Anyways, Andy, I'm so curious on what you're doing. Your blog is mostly about Cambodia, about your adventure in remote Cambodia, about Khmer temples,... Well, are you doing a research on Cambodia or on Indochina as whole?

Andy said...

Hello Wanna,
Thanks for asking. Essentially, I'm in love with Cambodia and all things Cambodian with a particular interest in its ancient temples and its culture & arts. However, head and shoulders above anything else, are the Cambodian people themselves. You can read about my travels throughout Cambodia on my website, I'm currently editing a new guidebook on Cambodia scheduled for publication in 2008, and there's more news on the horizon - but its not for public consumption just yet!
Regards, Andy

Anonymous said...

One question Andy are there any Khmer ancient temples in Thailand?
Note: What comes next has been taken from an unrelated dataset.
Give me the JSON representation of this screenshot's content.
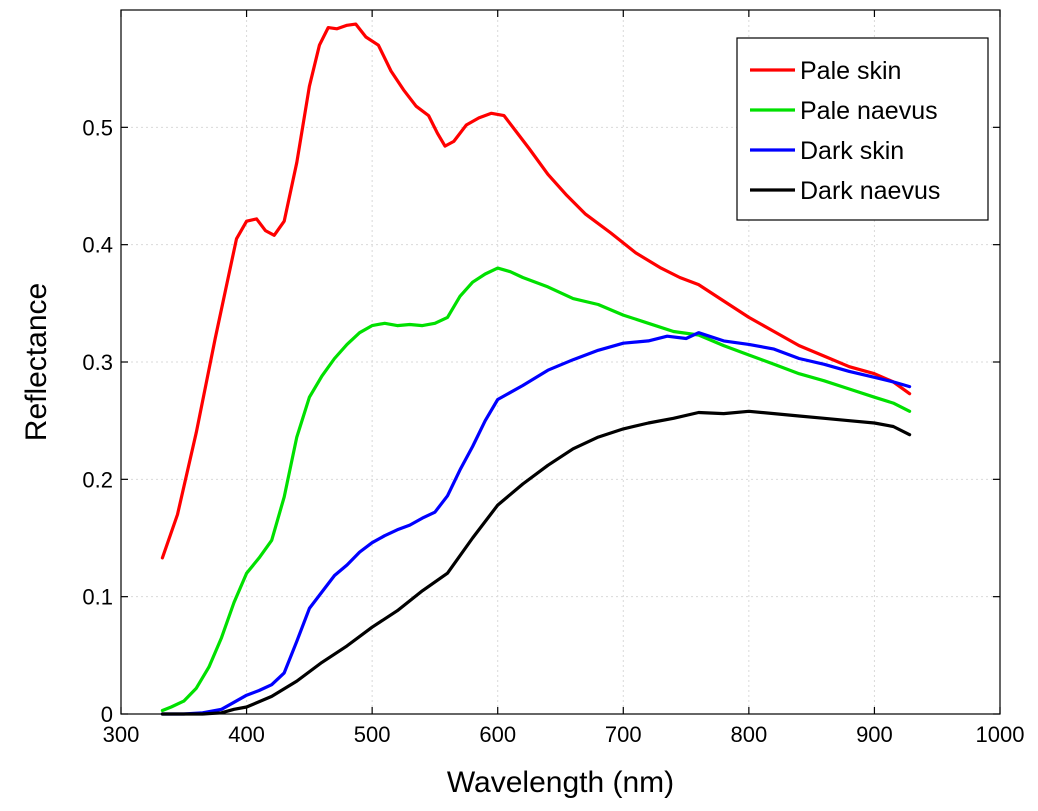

And thank you for your support of Khmer Culture, I wish you very will..,

Andy said...

Hi anon,
there are indeed some excellent Khmer temples in Thailand, particularly in the Isaan region. Its a place I really want to get to in the near future to see such temples as Phimai, Phnom Rung and Muang Tam, Ta Muen Thom, Ta Muen & Phnom Wan amongst others.

You can see them here:
Regards, Andy

Anonymous said...

Hi, Andy
I think you misunderstand in some point. In order to register world heritage site, Cambodian government have to create protection area called buffer zone which normally 5 km radial from Preah Vihear temple. As you have mentioned the main gate of the temple is at thai border, that means the buffer zone must include Thailand's territory. According to Unesco, in the buffer zone area can not build or change anything and has to be preserved in the state when the site become world heritage. I believe thailand can not accept this to let unesco come and tell that you can not do anything in this area anymore as it is a buffer zone for Preah Vihear. In my opinion, if Cambodia want to register and protect this temple with Unesco standard, they should first ask Thailand to accept the buffer zone before apply the site similar with many world heritage sites that situated near the border, for example Iguazu Fall of Argentina and Brazil or Maskau Park of Germany and Poland.

Andy said...

You have made a good point Anon. I wasn't aware of that finer point of detail but its obviously important to the decision. Indeed the two countries need to agree between them but they've both known this for a long time and yet they didn't resolve it before the UNESCO meeting. I wonder why. I get the feeling that to come to a mutual agreement won't be at all easy, so world heritage status may not be achieveable afterall, if those are the conditions laid down by UNESCO.

Anonymous said...

Hi, Andy
I agreed with you that the mutual agreement for Preah Vihear Temple was not easy, but I still quite optimistic. The sad thing is media did not report the real reasons why Unesco delay the registration and lead to some tension between two countries. Not only the buffer zone problem, I have learnt that in Thailand side has two small temples and ancient reservoir, traditionally part of Preah Vihear Complex which sadly devided by the border line. It must be sad to register only the main temple, not the whole COMPLEX (the same thing if unesco register only Westminster Palace and not Big Ben). I believe Thailand want to register Preah Vihear Complex which included small temples and reservoir in their territory as they will be abled to attract more visitors (money) to visit their part of world heritage site and that why I tell you i'm quite optimistic in this issue.

Anonymous said...

Hi Andy,
Thank you so much for your love with Cambodia.
Many people are very upset at the UNESCO's decision last year.
I think UNESCO can make an exception by changing their mind this year 2008. Forget about the buffer zone and let Preah Vihear temple be in the world heritage list in 2008.
If Thailand has thought long time ago that the smal temples and the reservoir should go together with Preah Vihear, Thailand should never ever divided the rest of Khmer temple in Thailand from Angkor Wat temple in Cambodia.
Khmer temples in Thailand were connected to Khmer temples in Cambodia (Read Khmer temples history).
Khmer people claim Khmer temple is right, but Thai people claim Khmer temple???? It doesn't make sense at all. Those temples are totaly Khmer!!!